Kaplan ordered Chevron to post a $21.8 million bond or deposit that amount with the court to ensure payment of any damages caused by the delay in enforcement of the judgment, if his injunction does not stand.
The Ecuadoreans, acting as defendants in Chevron's racketeering lawsuit, today filed a 42-page sworn affidavit, backed by hundreds of pages of exhibits, outlining in detail Chevron's 18-year effort to undermine the Ecuadorean court in Lago Agrio.
Ecuadorian attorney Juan Pablo Saenz wrote in his affidavit to Judge Kaplan, "After decades of exploiting the country and wielding its influence like a club as it extracted riches from the Napo Concession, Chevron believed it could use that same power to buy or bully its way to a swift dismissal of this case, or, at the very least, to delay the day of reckoning indefinitely."

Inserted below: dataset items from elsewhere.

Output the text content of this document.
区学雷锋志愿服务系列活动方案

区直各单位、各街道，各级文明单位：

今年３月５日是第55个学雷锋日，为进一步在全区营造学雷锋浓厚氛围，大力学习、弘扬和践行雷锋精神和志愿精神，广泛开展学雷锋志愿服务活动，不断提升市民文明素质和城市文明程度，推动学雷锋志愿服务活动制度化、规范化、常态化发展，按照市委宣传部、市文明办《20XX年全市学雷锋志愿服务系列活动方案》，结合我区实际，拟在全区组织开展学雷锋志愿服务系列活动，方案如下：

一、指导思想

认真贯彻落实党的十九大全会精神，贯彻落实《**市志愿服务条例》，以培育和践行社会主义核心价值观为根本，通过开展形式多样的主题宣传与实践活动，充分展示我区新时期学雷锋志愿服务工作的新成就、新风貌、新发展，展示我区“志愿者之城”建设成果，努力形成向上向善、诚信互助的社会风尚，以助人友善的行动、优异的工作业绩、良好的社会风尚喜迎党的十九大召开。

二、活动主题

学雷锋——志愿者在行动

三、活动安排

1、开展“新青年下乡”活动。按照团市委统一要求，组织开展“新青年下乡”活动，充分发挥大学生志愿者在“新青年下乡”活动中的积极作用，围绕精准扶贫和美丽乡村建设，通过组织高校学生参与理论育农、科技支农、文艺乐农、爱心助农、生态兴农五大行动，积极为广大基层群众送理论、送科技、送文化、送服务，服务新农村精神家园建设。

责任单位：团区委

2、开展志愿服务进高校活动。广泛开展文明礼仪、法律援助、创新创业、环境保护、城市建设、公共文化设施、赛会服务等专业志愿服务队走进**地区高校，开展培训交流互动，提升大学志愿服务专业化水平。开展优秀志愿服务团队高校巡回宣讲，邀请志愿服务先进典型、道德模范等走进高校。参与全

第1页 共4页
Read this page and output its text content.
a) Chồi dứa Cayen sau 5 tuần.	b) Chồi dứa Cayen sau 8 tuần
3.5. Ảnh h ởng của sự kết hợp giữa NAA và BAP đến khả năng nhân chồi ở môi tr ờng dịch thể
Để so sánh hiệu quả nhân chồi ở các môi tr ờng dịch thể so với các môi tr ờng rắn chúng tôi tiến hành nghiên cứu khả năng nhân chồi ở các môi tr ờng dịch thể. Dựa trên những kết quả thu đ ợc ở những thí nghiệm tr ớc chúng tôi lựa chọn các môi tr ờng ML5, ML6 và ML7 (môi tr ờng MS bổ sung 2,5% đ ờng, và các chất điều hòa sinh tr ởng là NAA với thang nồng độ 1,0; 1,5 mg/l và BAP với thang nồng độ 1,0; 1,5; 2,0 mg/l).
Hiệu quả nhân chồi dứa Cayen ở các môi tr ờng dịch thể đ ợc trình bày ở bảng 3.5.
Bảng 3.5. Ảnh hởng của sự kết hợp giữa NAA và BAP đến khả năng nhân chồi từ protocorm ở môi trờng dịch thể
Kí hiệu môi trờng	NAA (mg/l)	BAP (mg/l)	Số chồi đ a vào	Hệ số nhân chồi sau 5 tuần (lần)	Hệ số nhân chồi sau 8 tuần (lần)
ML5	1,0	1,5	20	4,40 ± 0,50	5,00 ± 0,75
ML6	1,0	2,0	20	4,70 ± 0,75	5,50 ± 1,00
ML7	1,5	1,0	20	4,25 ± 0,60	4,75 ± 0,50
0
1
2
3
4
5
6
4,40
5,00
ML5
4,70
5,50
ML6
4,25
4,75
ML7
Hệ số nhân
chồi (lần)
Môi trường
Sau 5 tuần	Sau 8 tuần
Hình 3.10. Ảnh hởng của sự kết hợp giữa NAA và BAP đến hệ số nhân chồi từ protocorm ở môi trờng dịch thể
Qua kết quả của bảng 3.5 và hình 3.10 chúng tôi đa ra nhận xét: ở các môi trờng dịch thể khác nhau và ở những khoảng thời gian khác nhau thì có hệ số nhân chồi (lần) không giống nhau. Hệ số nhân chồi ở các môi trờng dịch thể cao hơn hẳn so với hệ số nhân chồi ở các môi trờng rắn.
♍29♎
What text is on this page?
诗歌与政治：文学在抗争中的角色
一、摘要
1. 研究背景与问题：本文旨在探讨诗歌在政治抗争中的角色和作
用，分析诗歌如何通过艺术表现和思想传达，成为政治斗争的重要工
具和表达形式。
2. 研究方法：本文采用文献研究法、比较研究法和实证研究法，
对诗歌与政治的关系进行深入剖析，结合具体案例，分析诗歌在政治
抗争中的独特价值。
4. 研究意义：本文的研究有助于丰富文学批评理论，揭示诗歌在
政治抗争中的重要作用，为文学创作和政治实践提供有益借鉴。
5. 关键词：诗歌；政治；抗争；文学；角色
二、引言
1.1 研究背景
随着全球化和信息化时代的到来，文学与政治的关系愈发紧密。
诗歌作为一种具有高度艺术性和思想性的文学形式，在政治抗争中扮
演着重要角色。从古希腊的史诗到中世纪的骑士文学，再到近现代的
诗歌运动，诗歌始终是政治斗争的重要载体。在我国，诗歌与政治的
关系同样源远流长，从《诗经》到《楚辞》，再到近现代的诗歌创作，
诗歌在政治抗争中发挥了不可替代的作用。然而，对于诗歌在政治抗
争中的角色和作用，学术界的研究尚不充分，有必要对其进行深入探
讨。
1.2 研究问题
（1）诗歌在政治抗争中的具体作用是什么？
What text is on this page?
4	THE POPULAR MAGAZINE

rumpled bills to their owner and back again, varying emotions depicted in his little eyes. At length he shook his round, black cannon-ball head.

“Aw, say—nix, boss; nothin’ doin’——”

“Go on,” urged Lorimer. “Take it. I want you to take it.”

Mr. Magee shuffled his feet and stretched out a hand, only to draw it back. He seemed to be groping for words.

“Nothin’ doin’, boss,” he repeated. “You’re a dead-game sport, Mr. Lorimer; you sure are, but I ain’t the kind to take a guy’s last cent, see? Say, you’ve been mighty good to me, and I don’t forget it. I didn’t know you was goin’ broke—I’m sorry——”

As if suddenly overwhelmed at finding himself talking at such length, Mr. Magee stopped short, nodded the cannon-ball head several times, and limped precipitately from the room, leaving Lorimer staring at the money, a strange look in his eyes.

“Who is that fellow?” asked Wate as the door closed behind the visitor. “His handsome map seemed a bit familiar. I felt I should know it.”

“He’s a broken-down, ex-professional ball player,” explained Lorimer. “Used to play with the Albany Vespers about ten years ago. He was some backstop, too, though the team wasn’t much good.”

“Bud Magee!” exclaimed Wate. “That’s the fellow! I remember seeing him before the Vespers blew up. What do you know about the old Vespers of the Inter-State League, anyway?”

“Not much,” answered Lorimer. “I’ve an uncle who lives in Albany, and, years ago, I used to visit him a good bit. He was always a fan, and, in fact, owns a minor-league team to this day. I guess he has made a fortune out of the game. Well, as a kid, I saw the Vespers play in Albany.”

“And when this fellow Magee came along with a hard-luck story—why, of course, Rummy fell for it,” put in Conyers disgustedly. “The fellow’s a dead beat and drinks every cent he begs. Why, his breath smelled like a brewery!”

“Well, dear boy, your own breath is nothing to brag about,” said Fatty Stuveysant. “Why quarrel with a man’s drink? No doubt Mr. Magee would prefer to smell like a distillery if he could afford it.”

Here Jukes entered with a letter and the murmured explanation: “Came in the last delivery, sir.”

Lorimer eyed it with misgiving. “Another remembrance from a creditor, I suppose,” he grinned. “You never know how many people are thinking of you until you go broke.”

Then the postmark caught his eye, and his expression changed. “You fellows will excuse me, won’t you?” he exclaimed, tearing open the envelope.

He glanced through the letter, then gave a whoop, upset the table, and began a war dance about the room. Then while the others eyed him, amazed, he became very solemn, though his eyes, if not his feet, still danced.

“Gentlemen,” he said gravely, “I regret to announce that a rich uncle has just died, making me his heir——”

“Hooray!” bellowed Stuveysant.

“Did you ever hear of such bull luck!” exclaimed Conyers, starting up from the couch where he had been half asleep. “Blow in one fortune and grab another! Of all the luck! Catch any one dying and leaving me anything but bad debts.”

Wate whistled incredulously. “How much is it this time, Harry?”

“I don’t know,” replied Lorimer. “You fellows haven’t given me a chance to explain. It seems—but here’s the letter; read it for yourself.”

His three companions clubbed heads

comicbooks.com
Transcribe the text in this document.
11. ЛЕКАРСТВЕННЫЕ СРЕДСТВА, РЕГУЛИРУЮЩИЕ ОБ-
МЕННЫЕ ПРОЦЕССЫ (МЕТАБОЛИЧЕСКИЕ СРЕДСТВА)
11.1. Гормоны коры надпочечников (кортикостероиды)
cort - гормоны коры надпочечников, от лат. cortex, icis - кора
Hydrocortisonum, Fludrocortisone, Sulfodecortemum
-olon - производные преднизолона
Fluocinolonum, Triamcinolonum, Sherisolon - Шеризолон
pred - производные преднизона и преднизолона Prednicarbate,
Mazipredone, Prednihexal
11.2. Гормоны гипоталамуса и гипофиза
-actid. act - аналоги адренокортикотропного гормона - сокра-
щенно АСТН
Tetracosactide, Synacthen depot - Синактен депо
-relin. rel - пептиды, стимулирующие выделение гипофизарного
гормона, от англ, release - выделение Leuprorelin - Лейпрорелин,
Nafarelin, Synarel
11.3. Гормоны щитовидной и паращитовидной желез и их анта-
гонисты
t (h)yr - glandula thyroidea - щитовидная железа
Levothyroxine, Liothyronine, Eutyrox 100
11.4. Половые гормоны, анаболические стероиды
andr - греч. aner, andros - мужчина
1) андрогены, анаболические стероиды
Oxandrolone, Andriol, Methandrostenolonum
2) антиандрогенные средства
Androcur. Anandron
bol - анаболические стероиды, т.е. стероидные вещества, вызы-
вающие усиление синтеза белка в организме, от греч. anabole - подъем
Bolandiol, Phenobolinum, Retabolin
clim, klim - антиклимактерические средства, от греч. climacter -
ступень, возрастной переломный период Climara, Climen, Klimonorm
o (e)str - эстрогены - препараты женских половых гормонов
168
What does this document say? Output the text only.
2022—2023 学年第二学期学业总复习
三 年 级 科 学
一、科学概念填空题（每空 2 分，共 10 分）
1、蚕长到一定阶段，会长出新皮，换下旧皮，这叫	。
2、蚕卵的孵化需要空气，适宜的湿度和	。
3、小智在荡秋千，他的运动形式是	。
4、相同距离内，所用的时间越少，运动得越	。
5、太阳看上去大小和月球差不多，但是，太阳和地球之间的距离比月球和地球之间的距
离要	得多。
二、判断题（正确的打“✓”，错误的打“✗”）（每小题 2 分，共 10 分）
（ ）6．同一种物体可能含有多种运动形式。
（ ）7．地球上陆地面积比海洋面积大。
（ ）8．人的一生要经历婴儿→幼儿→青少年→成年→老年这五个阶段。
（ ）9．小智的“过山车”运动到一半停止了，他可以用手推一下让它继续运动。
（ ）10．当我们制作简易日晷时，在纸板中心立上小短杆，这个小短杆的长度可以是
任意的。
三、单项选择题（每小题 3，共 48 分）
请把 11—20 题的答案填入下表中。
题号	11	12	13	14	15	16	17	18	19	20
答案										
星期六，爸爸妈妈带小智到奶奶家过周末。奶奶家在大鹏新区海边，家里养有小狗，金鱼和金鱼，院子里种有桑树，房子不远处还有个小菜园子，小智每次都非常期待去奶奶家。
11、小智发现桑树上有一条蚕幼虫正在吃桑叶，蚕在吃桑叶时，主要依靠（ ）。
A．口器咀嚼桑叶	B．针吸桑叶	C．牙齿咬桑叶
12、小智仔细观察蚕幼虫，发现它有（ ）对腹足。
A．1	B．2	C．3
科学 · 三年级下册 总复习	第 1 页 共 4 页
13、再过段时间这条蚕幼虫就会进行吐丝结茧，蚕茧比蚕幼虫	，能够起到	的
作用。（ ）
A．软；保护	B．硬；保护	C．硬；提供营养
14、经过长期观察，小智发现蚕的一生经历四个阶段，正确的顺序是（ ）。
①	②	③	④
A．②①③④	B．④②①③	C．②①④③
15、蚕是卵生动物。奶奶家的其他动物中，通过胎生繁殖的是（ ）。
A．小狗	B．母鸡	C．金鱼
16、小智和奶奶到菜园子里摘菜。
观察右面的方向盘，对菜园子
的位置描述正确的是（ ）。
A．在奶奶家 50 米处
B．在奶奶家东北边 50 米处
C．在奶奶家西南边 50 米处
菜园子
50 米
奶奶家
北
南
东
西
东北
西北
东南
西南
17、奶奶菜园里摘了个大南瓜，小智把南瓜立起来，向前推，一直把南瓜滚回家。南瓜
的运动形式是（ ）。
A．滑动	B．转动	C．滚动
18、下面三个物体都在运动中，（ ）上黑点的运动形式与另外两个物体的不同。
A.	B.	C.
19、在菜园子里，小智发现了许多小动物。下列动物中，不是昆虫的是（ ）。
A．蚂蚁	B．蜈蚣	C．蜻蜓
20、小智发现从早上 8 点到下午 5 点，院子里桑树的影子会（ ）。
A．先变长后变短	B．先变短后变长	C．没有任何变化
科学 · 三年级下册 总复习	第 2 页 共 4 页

"It is crystal clear that Chevron wanted this case to be heard in Ecuador because it believed that the Ecuadorian judiciary was too weak to handle these claims," wrote Saenz in his affidavit. "It was only when the Ecuadorian judiciary proved more independent than Chevron expected that the company did an about-face and started to attack Ecuador's courts."
Chevron has removed all assets from Ecuador and has claimed it will not pay the judgment, even though it had promised U.S. courts it would abide by the Ecuador court's decision as a condition of the case being transferred to Ecuador.